Statistical inference for autoregressive conditional duration models
thesis
posted on 2017-03-22, 01:21authored byPerera, Bethmage Sandun Indeewara
The class of nonlinear time series models known as autoregressive conditional duration
[ACD] models plays a central role for modeling durations, also known as
waiting-times. These waiting-times/durations are positive random variables which
are defined in relation to an irregularly observed time series of events occurring at
random points in time. For example, the waiting time for the change in the share-price
of an asset to exceed a certain threshold, or the duration between consecutive
financial transactions such as share trading. This thesis focusses on the ACD family
of models for such durations or waiting times.
The ACD model describes a duration process {Zi } by Zi = Ψiεi , where Ψi is the expected
duration conditional on the past information, and εi is an independent and
identically distributed [iid] positive error term with E(εi ) = 1. An ACD model is
characterized by two specifications: (i) the specification of the conditional mean
functionΨi , and (ii) the specification of the distribution of the error term εi . A number
of parametric models have been proposed for (i) and (ii). A large proportion of
these models have complicated probabilistic structures. As a consequence, assessing
the goodness-of-fit of such models is a non-trivial task. However, the methodology
for inference in ACD models is still in the early stages of development, and hence
the literature on testing for the goodness or lack of fit of such parametric models is
relatively scant. Thus, there is a need for developing new methodologies for testing
parametric specifications for the ACD class of models. This thesis contributes to this broad area of statistical inference. Our results and methodology are presented
in detail in Chapters 3, 4 and 5 of this thesis.

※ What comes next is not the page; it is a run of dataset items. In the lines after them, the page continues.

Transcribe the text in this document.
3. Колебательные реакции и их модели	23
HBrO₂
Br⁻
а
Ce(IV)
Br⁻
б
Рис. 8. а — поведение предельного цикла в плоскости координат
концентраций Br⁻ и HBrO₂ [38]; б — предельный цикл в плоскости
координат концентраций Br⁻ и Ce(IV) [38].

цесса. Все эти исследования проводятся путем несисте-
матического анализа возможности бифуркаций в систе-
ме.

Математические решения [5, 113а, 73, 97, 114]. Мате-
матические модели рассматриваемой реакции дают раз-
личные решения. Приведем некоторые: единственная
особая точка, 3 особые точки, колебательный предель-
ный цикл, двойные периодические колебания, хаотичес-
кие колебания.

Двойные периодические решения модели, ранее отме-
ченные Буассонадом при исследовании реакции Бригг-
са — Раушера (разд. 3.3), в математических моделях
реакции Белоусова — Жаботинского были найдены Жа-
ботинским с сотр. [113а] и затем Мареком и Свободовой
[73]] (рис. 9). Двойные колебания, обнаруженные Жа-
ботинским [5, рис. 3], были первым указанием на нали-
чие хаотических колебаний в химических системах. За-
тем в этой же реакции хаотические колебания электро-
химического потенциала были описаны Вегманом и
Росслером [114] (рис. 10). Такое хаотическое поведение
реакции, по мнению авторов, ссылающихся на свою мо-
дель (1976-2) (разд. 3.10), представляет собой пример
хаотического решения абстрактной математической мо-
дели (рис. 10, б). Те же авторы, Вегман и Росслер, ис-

The main objectives and contributions of this thesis can be summarized as follows.
(a) Martingale transformation techniques have been successfully adapted in the literature
to develop asymptotically distribution free specification tests for regression
and autoregressive models. We extend this transformation technique to multiplicative models
in Chapter 3, in order to develop an asymptotically distribution free test
for the specification of the conditional mean of an ACD model. (b) In Chapter 4 we
introduce a new parametric form which nests all linear specifications of the conditional
mean function of an ACD model, and develop a class of tests for checking its
goodness-of-fit. In the process of deriving the asymptotic distributions of the proposed
test statistics, we show that a quasi maximum likelihood estimator [QMLE] is
root-n consistent and asymptotically normal for the proposed family of models. Further,
a residual-based bootstrap procedure is proposed for computing the critical
values of the test statistics, and its asymptotic validity is established. (c) Finally, in
Chapter 5 a new class of tests is developed for fitting a parametric form for the error
distribution of an ACD model. The critical values of the test statistics are obtained
via a parametric bootstrap algorithm and its asymptotic validity is established.
The tests proposed in this thesis were evaluated via simulation studies, comparing
them with some of the best available tests from the existing literature. In these simulations,
the tests proposed in this thesis exhibited a good overall performance. In
each chapter, the proposed testing procedures are illustrated using empirical examples.